El ambiente político que nos rodea requiere de calificativos: pestilente y viscoso, entre otros, le calzan. Si soy presa de un alzhéimer cívico, mis disculpas, pero no recuerdo haber vivido una época más confusa y tórrida en todo aquello que concierne a la vida del país. ¿Somos acaso una descomunal barcaza a la deriva? ¿Somos un amasijo de voluntades que perdió su identidad? ¿Somos una población de cegatones que despilfarró horizontes? ¿En qué nos hemos convertido los ecuatorianos? ¿Desde cuándo?

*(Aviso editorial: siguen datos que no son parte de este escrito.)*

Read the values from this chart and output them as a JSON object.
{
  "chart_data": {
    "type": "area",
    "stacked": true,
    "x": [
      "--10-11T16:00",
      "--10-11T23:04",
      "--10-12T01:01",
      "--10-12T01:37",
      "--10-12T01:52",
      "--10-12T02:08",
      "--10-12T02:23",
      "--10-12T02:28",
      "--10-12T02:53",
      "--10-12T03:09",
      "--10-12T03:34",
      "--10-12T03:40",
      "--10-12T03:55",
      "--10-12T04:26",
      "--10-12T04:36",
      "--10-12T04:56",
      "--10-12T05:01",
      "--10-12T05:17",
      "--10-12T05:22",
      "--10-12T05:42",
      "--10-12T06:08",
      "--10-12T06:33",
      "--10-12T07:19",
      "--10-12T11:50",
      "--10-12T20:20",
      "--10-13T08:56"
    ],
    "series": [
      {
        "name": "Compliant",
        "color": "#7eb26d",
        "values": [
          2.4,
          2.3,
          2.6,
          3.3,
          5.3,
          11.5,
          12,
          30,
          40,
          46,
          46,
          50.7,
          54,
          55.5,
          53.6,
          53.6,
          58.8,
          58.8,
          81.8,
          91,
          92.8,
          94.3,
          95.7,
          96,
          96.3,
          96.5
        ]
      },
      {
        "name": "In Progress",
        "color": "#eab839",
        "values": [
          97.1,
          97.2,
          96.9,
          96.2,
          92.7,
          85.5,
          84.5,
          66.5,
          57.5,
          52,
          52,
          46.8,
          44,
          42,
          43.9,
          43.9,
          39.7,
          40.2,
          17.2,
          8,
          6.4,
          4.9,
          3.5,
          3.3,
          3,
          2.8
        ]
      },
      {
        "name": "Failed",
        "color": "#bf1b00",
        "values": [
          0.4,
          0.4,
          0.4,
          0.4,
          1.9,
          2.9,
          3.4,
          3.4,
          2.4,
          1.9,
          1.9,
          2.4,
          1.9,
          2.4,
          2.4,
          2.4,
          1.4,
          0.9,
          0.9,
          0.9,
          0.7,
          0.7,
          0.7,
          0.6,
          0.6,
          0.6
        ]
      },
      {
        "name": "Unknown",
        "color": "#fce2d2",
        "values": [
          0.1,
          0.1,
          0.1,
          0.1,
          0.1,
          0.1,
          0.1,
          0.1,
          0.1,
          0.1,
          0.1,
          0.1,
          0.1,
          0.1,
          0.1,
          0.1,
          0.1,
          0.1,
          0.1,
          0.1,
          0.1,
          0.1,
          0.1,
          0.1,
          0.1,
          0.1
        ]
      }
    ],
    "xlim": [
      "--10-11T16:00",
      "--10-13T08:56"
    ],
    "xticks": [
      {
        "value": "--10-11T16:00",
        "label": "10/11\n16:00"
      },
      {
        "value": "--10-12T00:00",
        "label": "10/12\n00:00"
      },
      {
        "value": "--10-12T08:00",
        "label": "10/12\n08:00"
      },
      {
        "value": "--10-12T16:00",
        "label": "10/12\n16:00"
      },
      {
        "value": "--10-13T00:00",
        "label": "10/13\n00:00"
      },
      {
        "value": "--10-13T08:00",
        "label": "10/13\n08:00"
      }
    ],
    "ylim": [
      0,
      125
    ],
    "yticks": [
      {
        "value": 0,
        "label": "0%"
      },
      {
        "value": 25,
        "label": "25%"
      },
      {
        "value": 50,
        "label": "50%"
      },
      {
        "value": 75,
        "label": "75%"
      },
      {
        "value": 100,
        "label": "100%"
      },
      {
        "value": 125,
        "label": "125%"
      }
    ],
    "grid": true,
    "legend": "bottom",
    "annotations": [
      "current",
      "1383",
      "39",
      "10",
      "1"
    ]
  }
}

Dos intrusos, de labia viperina y bolsillos repletos, han hecho escuela, tienen adeptos en cada esquina, parece que llegaron para quedarse y convertirse en compañeros del quehacer nacional. Me refiero a la verborrea y a la desfachatez, vicios que siempre golpearon nuestras puertas que nunca se las abrió de par en par: teníamos entonces algo de amor propio, al menos una pizca de vergüenza. Estos dos vicios proceden de una madre común: la corrupción, aquel estado de constante deterioro de valores; ese elemento viscoso que se expande sin levantar avisperos y se adueña de todo aquello que encuentra a su paso para contaminarlo y corroerlo.

La verborrea parece ser un mal ‘de nación’, adherido a la piel. Herencia de conquistadores, patrimonio de conquistados, herramienta de fácil manejo, poderosa máquina para halagar incautos, hábil instrumento para remediar lo indebido y cómodo para ‘facer y desfacer entuertos’. ‘Ya mismito, aquicito, más luego, un día de estos, te lo prometo, te lo juro, cuando quieras, claro que sí, más lueguito, cuando yo sea…, etcétera, son frases útiles para todo: para agradecer, prometer, prevenir y de manera especial para ofrecer, para comprometerse a nada y finalmente para hacer nada. La verborragia nos entretiene y hunde al mismo tiempo. Ministros de Estado, asambleístas, jueces, candidatos y un largo etcétera han sido contaminados o al menos teñidos por este mal, inconscientemente lo veneran, lo necesitan, son sus hijos.

La desfachatez es nueva. Hubo sinvergüenzas, es verdad, pero no en cantidades exportables. Hubo osados que encontraban la horma para sus zapatos, cuando menos lo pensaban. Los atrevidos, impetuosos, osados o audaces eran parte del folclore, daban sabor a una cierta paz franciscana reinante, éramos orgullosos de vivir en una ‘isla de paz’. Hoy la desfachatez campea, adquirió carta de naturalización, se ha convertido en un nuevo modo de ser, en motivo de orgullo personal y social. ¿Algo más? Insolencia, atrevimiento, descaro, desvergüenza, inverecundia, grosería, osadía, cinismo o vulgaridad son términos que ayudan para una mejor comprensión de la desfachatez.

La desfachatez y la verborrea son el caldo de cultivo de la corrupción, ese líquido viscoso y fétido que no respeta género, que permea oficinas públicas, que anida en juzgados, que es carta de presentación en municipios y que también invade templos, universidades, escuelas, colegios, etcétera. Los corruptos de antaño escondían sus rostros, sus familias se avergonzaban. Aquellos de hoy alardean por el mundo su inverecundia, viven como magnates; ufanos y horondos pretenden ser remedio para el mal que ellos generaron mientras nosotros –usted y yo– culpamos todo a la ‘mala suerte’, aterrados y perplejos.